Abstract

How do cell number and size determine brain size? Stereological measurements of decreasing neuronal densities in the cerebral cortex and cerebellum with increasing brain size suggest that increased neuronal size contributes significantly to larger brain volume, but do not indicate how the contribution of cell size towards final brain volume compares to the contribution of cell numbers. Using a novel method, the isotropic fractionator, we show that the number of neurons in different brain areas scales faster than their average size in the order Rodentia. The addition of neurons is paralleled by the addition of much larger number of non-neuronal cells of relatively stable average size, such that the ratio between total neuronal and non-neuronal mass remains constant across species.

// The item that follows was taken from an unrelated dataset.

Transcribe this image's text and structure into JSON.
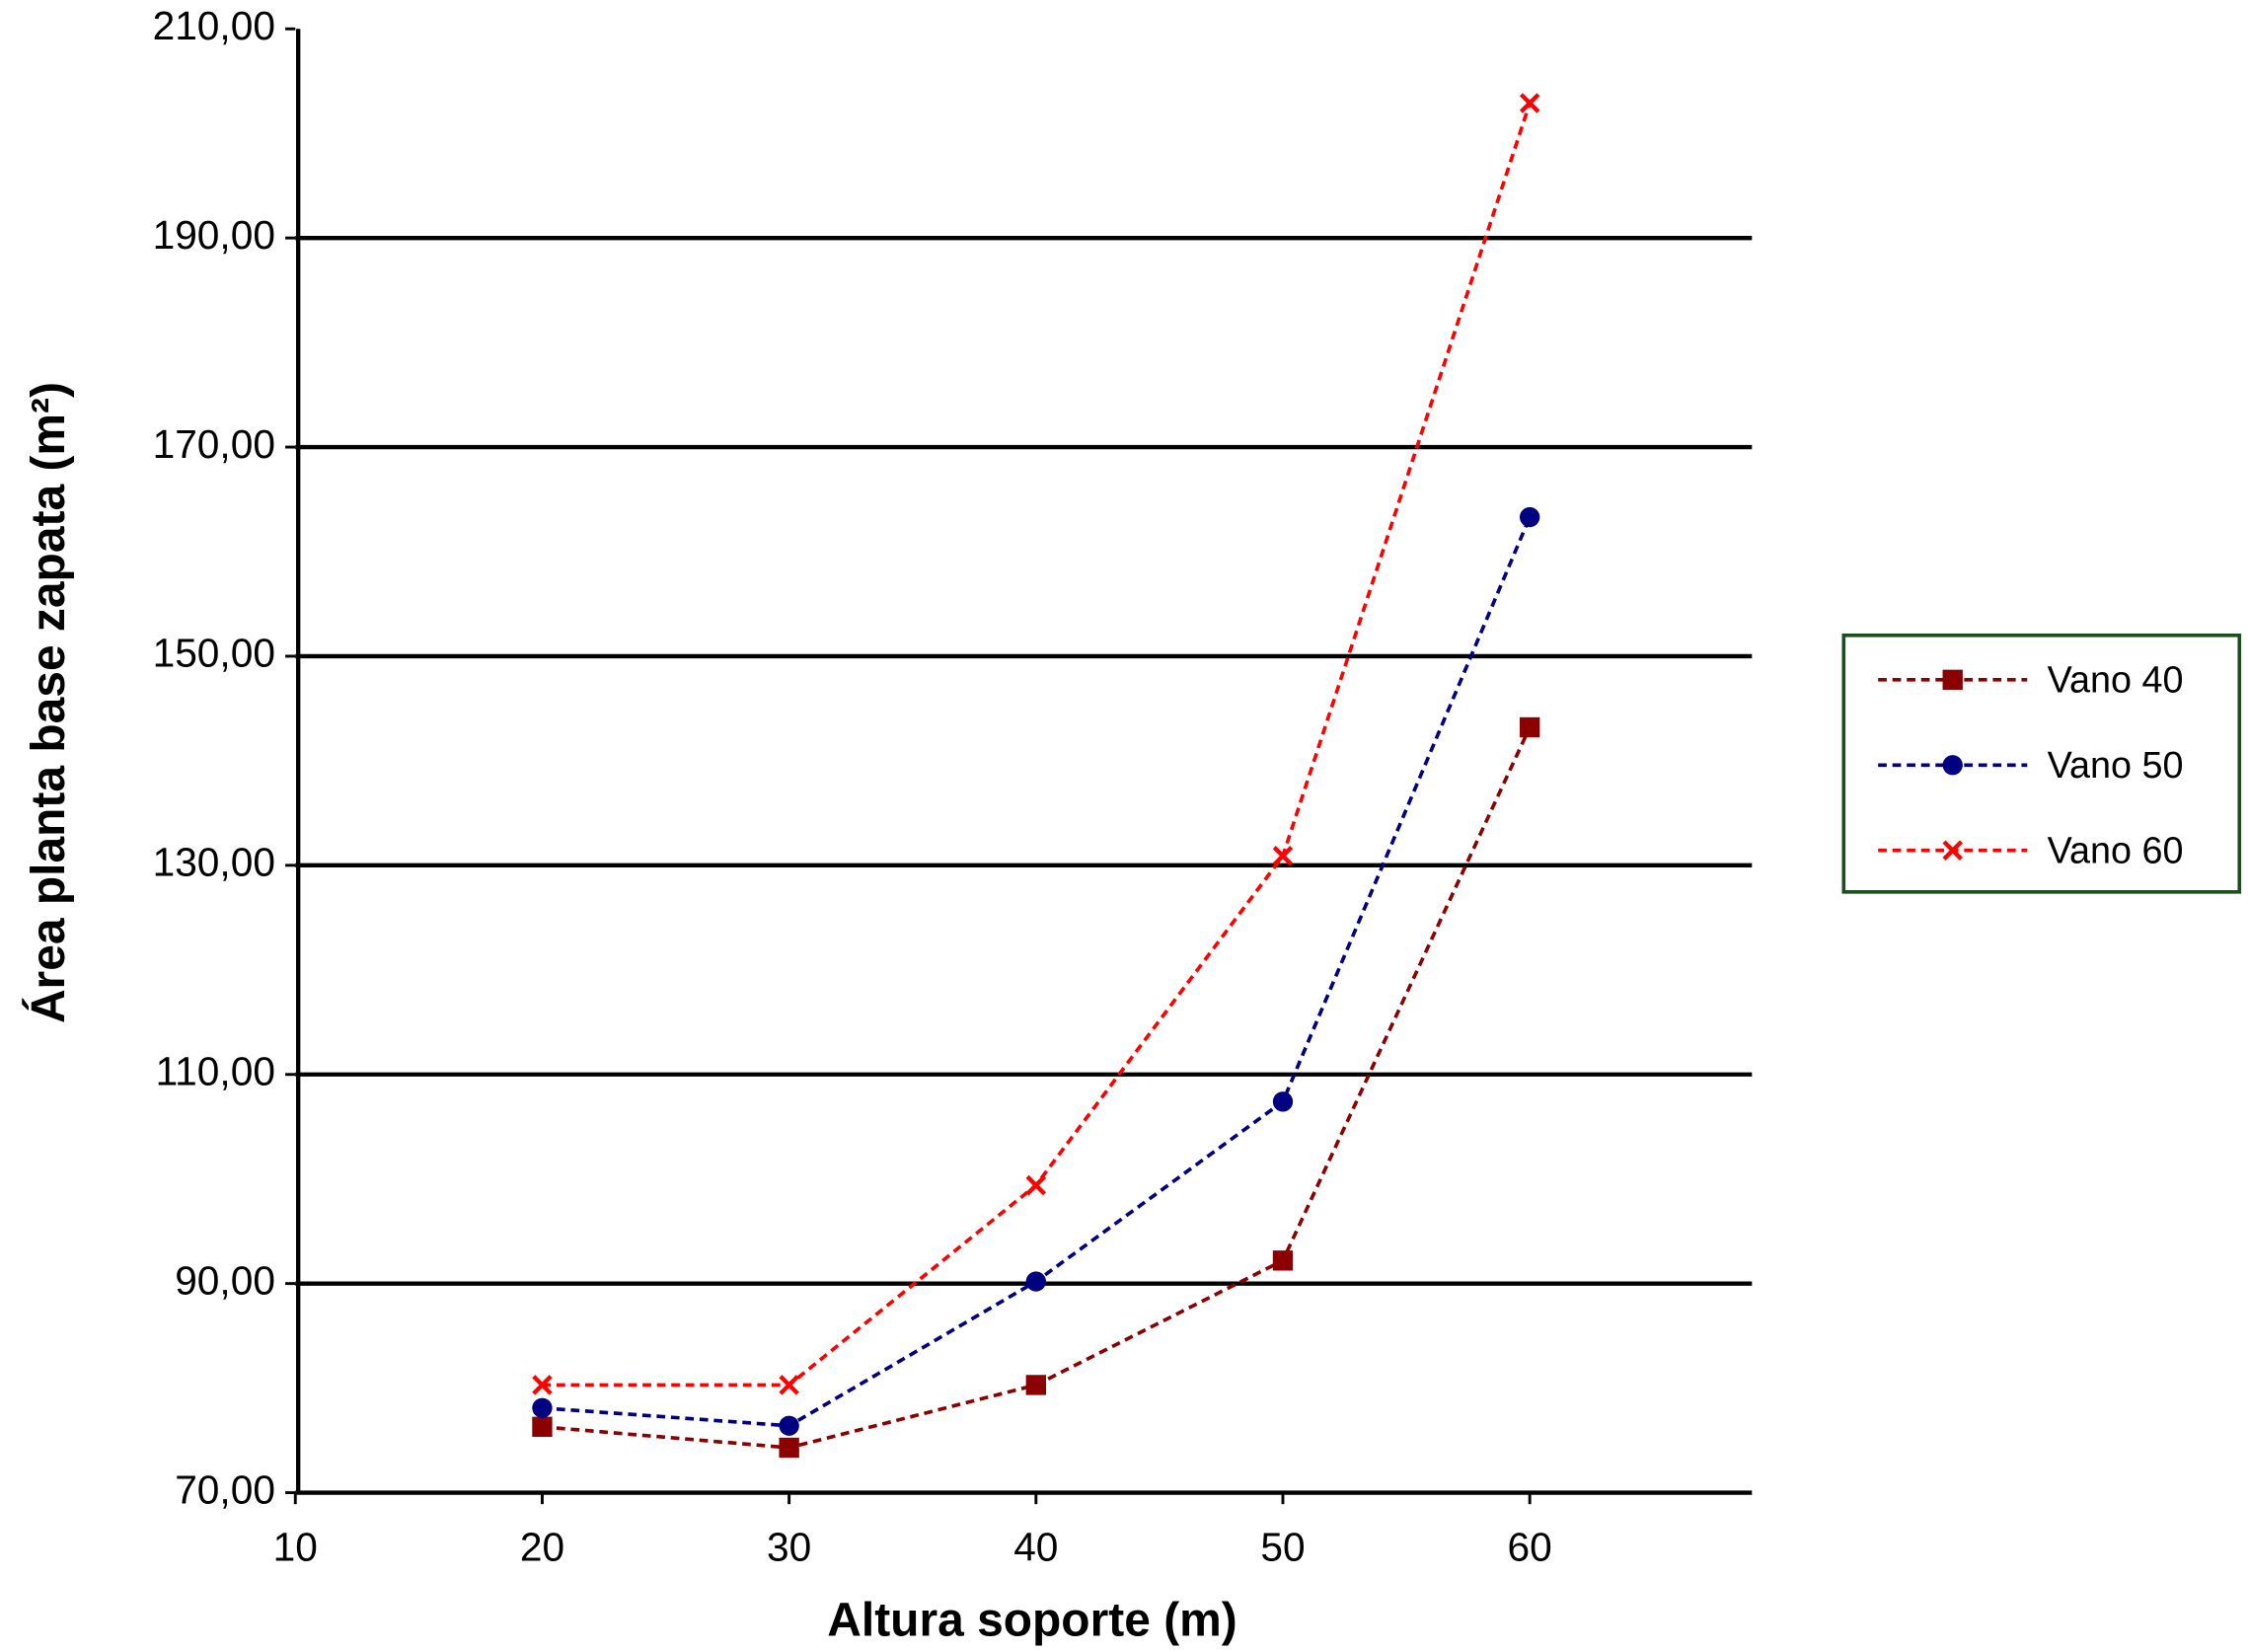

Analysis of the cellular composition of the brain with this novel method also shows that, while relative cerebellar volume remains stable and relative cortical volume increases across rodent species of increasing brain size, the number of neurons in the cerebellum increases more rapidly than in cortex, such that the cerebellar fraction of total brain neurons increases with brain size, while the cortical fraction remains constant. We propose that the faster increase in average neuronal size in cerebral cortex than in cerebellum as these structures gain neurons and the fast-increasing glial numbers that generate glial mass to match total neuronal mass are fundamental cellular constraints which lead to the relative expansion of cerebral cortical volume across species. This apparent cortical expansion masks a major expansion of the relative number of neurons in the cerebellum, which suggests that cerebellum, rather than cerebral cortex, is the fastest-growing structure in terms of computational power as brain size increases.